Uczestnicy pierwszego sezonu
Prezentacja uczestników piątego sezonu wywołała dyskusję wśród widzów, na temat kreowania przez media fałszywego wizerunku seniorów:
"Niestety castingi do programu idą w złym kierunku. Dlaczego nie postawicie na seniorów, których każdy z nas ma przed oczami, gdy pomyśli "senior". Liczy się tylko show i oglądalność. Niby chcecie znaleźć miejsce dla seniorów tym programem, pokazać fajne oblicze starości, ale nie ma ono nic wspólnego z rzeczywistością. Seniorzy, zamiast mieć fan z oglądania, co najwyżej mogą wpaść w kompleksy. Szkoda".
Pierwsze trzy edycje, to byli faktycznie takie dziadki i babcie jak w sanatorium. A teraz to już naciągane jak fiks.
“Wszystkie Panie ładne, młodo wyglądające no bo przecież relacja z jacuzzi musi być gorąca, a i panowie w każdej edycji walczą o najładniejsze, dobrze ubrane. Tylko że jak człowiek idzie w sobotę na targ, to widzi, że taka fizjonomia w słusznym wieku to jednak wyjątki".
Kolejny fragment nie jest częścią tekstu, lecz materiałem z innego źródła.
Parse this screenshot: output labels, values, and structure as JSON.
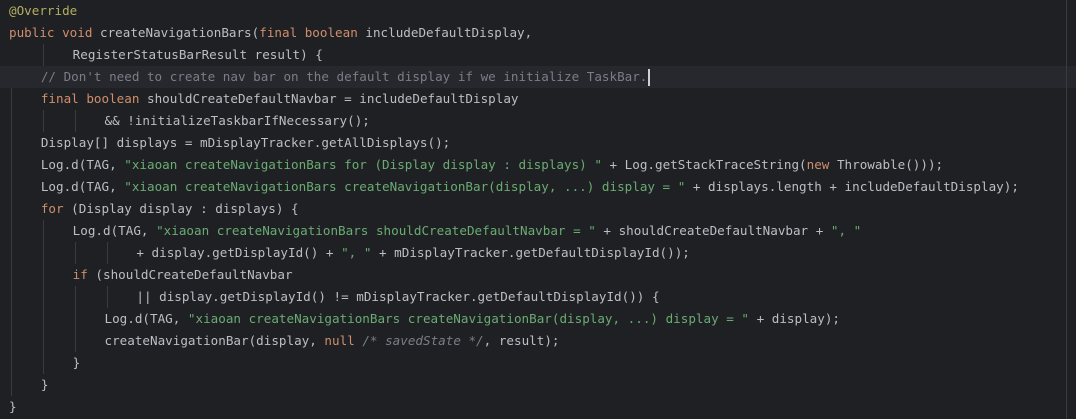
{
  "editor": {
    "colors": {
      "background": "#1f2023",
      "current_line": "#26282e",
      "keyword": "#cf8e6d",
      "string": "#6aab73",
      "comment": "#7a7e85",
      "annotation": "#b3ae60",
      "plain": "#bcbec4"
    },
    "lines": [
      {
        "indent": 0,
        "tokens": [
          [
            "annotation",
            "@Override"
          ]
        ]
      },
      {
        "indent": 0,
        "tokens": [
          [
            "keyword",
            "public void "
          ],
          [
            "plain",
            "createNavigationBars("
          ],
          [
            "keyword",
            "final boolean "
          ],
          [
            "plain",
            "includeDefaultDisplay,"
          ]
        ]
      },
      {
        "indent": 8,
        "tokens": [
          [
            "plain",
            "RegisterStatusBarResult result) {"
          ]
        ]
      },
      {
        "indent": 4,
        "current": true,
        "caret": true,
        "tokens": [
          [
            "comment",
            "// Don't need to create nav bar on the default display if we initialize TaskBar."
          ]
        ]
      },
      {
        "indent": 4,
        "tokens": [
          [
            "keyword",
            "final boolean "
          ],
          [
            "plain",
            "shouldCreateDefaultNavbar = includeDefaultDisplay"
          ]
        ]
      },
      {
        "indent": 12,
        "tokens": [
          [
            "plain",
            "&& !initializeTaskbarIfNecessary();"
          ]
        ]
      },
      {
        "indent": 4,
        "tokens": [
          [
            "plain",
            "Display[] displays = mDisplayTracker.getAllDisplays();"
          ]
        ]
      },
      {
        "indent": 4,
        "tokens": [
          [
            "plain",
            "Log.d(TAG, "
          ],
          [
            "string",
            "\"xiaoan createNavigationBars for (Display display : displays) \""
          ],
          [
            "plain",
            " + Log.getStackTraceString("
          ],
          [
            "keyword",
            "new "
          ],
          [
            "plain",
            "Throwable()));"
          ]
        ]
      },
      {
        "indent": 4,
        "tokens": [
          [
            "plain",
            "Log.d(TAG, "
          ],
          [
            "string",
            "\"xiaoan createNavigationBars createNavigationBar(display, ...) display = \""
          ],
          [
            "plain",
            " + displays.length + includeDefaultDisplay);"
          ]
        ]
      },
      {
        "indent": 4,
        "tokens": [
          [
            "keyword",
            "for "
          ],
          [
            "plain",
            "(Display display : displays) {"
          ]
        ]
      },
      {
        "indent": 8,
        "tokens": [
          [
            "plain",
            "Log.d(TAG, "
          ],
          [
            "string",
            "\"xiaoan createNavigationBars shouldCreateDefaultNavbar = \""
          ],
          [
            "plain",
            " + shouldCreateDefaultNavbar + "
          ],
          [
            "string",
            "\", \""
          ]
        ]
      },
      {
        "indent": 16,
        "tokens": [
          [
            "plain",
            "+ display.getDisplayId() + "
          ],
          [
            "string",
            "\", \""
          ],
          [
            "plain",
            " + mDisplayTracker.getDefaultDisplayId());"
          ]
        ]
      },
      {
        "indent": 8,
        "tokens": [
          [
            "keyword",
            "if "
          ],
          [
            "plain",
            "(shouldCreateDefaultNavbar"
          ]
        ]
      },
      {
        "indent": 16,
        "tokens": [
          [
            "plain",
            "|| display.getDisplayId() != mDisplayTracker.getDefaultDisplayId()) {"
          ]
        ]
      },
      {
        "indent": 12,
        "tokens": [
          [
            "plain",
            "Log.d(TAG, "
          ],
          [
            "string",
            "\"xiaoan createNavigationBars createNavigationBar(display, ...) display = \""
          ],
          [
            "plain",
            " + display);"
          ]
        ]
      },
      {
        "indent": 12,
        "tokens": [
          [
            "plain",
            "createNavigationBar(display, "
          ],
          [
            "keyword",
            "null "
          ],
          [
            "comment-italic",
            "/* savedState */"
          ],
          [
            "plain",
            ", result);"
          ]
        ]
      },
      {
        "indent": 8,
        "tokens": [
          [
            "plain",
            "}"
          ]
        ]
      },
      {
        "indent": 4,
        "tokens": [
          [
            "plain",
            "}"
          ]
        ]
      },
      {
        "indent": 0,
        "tokens": [
          [
            "plain",
            "}"
          ]
        ]
      }
    ]
  }
}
Nie wszyscy użytkownicy Instagrama podeszli tak krytycznie do atrakcyjnej fizjonomii nowych uczestników programu. Wiele było także pochwał dla urody, sprawności i sympatycznej aparycji uczestników. Pojawiły się również głosy popierające kreowanie wizerunku seniorów jako zadbanych, aktywnych ludzi z apetytem na życie.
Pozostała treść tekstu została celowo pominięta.